OVERVIEW
USC's Department of Translational Genomics is offering an intensive two-year MS program in bioinformatics/biomedical informatics. This program is focused on training individuals who have strong backgrounds in laboratory-based biomedical sciences and seek the skills for analyzing, processing, and managing large-scale data. Graduates will be suited to work as applied bioinformaticians within academic research laboratories, clinical research laboratories, pharmaceutical companies, and biotechnology companies.
KEY DATES
- April 1st, 2018. Application Deadline
- August 17th 2018. Orientation
- August 20th, 2018. Classes Begin
WHAT IS TRANSLATIONAL BIOMEDICAL INFORMATICS?
Masters In Translational Biomedical Informatics is to train applied bioinformaticians, providing students with the the training, skillsets, and best practices for applying and integrating existing bioinformatics tools in the study of human health and disease.
- Translational: Translating laboratory data to bedside or clinic
- Biomedical: Relating to human biology, medicine, and disease
- Informatics: Applied processing and analysis of data
This program is tailored for individuals with laboratory-based biomedical experience and whom have bachelors in biomedical sciences or biomedical engineering. This program focuses on tool application and integration along pipelines, will scripting emphasized over coding. Graduates will have the analytical capabilities for analyzing datasets across molecular biology, systems biology, structural biology, and genomic sequencing datasets. A major emphasis is on data analysis and data processing associated with next-generation sequencing (NGS) data, understanding that the goal is to build core skill sets that remain relevant as new technologies emerge and change.

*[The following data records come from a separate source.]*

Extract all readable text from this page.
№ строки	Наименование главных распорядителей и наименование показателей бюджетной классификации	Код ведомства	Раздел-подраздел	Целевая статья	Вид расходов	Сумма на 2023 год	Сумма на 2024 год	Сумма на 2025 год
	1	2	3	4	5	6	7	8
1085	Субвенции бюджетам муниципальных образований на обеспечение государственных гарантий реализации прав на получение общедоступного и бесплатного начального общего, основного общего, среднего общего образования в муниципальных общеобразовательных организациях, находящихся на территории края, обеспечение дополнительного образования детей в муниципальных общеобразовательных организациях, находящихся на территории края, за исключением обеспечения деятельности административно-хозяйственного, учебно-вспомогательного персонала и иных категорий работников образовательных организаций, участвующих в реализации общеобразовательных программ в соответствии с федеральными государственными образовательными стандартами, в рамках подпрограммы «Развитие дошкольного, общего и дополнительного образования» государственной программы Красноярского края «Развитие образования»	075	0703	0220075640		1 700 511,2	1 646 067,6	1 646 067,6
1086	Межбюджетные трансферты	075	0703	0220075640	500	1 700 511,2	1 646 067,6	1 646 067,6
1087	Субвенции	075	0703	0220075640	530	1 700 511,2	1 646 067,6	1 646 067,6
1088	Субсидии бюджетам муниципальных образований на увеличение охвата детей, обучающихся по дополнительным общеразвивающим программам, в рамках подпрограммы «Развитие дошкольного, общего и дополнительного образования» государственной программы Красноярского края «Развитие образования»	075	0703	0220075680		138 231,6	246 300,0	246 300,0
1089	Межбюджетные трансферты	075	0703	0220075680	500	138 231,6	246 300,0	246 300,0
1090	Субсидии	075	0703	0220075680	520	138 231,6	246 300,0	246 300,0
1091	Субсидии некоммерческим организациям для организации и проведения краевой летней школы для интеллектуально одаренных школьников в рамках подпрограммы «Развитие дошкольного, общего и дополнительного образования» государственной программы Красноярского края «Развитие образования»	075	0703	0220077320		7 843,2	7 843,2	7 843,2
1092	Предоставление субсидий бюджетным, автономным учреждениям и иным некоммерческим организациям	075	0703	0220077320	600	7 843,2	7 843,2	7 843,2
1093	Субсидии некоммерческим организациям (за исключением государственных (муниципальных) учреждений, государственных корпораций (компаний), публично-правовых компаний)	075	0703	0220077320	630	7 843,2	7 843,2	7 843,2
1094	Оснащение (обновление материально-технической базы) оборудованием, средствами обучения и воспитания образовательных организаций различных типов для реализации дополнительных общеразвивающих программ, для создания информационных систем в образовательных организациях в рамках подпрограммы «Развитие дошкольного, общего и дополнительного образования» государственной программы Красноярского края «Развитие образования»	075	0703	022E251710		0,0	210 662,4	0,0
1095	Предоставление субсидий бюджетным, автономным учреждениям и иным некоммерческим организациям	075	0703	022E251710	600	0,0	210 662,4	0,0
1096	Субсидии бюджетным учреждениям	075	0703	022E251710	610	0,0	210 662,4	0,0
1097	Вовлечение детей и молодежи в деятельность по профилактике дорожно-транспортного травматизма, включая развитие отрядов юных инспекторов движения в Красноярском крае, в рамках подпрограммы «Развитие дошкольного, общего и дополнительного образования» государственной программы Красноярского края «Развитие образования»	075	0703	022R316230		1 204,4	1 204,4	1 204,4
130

STUDENTS IN THIS PROGRAM WILL GAIN AN UNDERSTANDING OF:
- Best practices for putting existing tools and informatics datasets together to better understand biomedical problems; Analysis of next-generation sequencing (NGS) including whole-genome, exome, and transcriptome sequencing (RNA-seq), as well as emerging methods in single-cell sequencing; Project management and requirements gathering skills to allow them to interface and interact with computational and engineering expertise to help design solutions; Experience and training utilizing modern frameworks for rapid prototyping, and how to extract information from a wide variety of databases; Core responsibilities towards data security, privacy, and data sharing spanning open access frameworks to restricted and regulated frameworks;
LEARN SCRIPTING CODING FOR BIOMEDICAL DATA ANALYSIS
WHAT IS THE LEARNING ENVIRONMENT LIKE?
This program uses both traditional class-room based teaching, an applied in silico laboratory for assignments that is coupled with additional on-line materials. Bioinformatics after all is about working mostly on computers with a community that spans the world for help. Within the program each class varies.
Most courses alternate between online interactions with faculty followed by in-class lectures and laboratories. Class is often focused on helping students apply concepts that were made available outside of the classroom. Fundamentally, this is an applied program where the focus is on learning to become independent and solve new problems as they emerge. It teaches processes, though in a way that is effectively learning by example. For example, several courses have a strong inclusion of R, R-markdown, and R-shiny, where students develop web-applications to complete homework by submission via GitHub. These applications may include a biomedical research or clinical problem commonly seen in the field. Classroom time is often used for working with teams of students on their solutions and suggesting paths through obstacles. In person classes are often interactive with students and lectures engaged in ongoing dialogue where lecture materials were already made available and reviewed prior to the course. Students who succeed use both online resources and the in-person classroom time.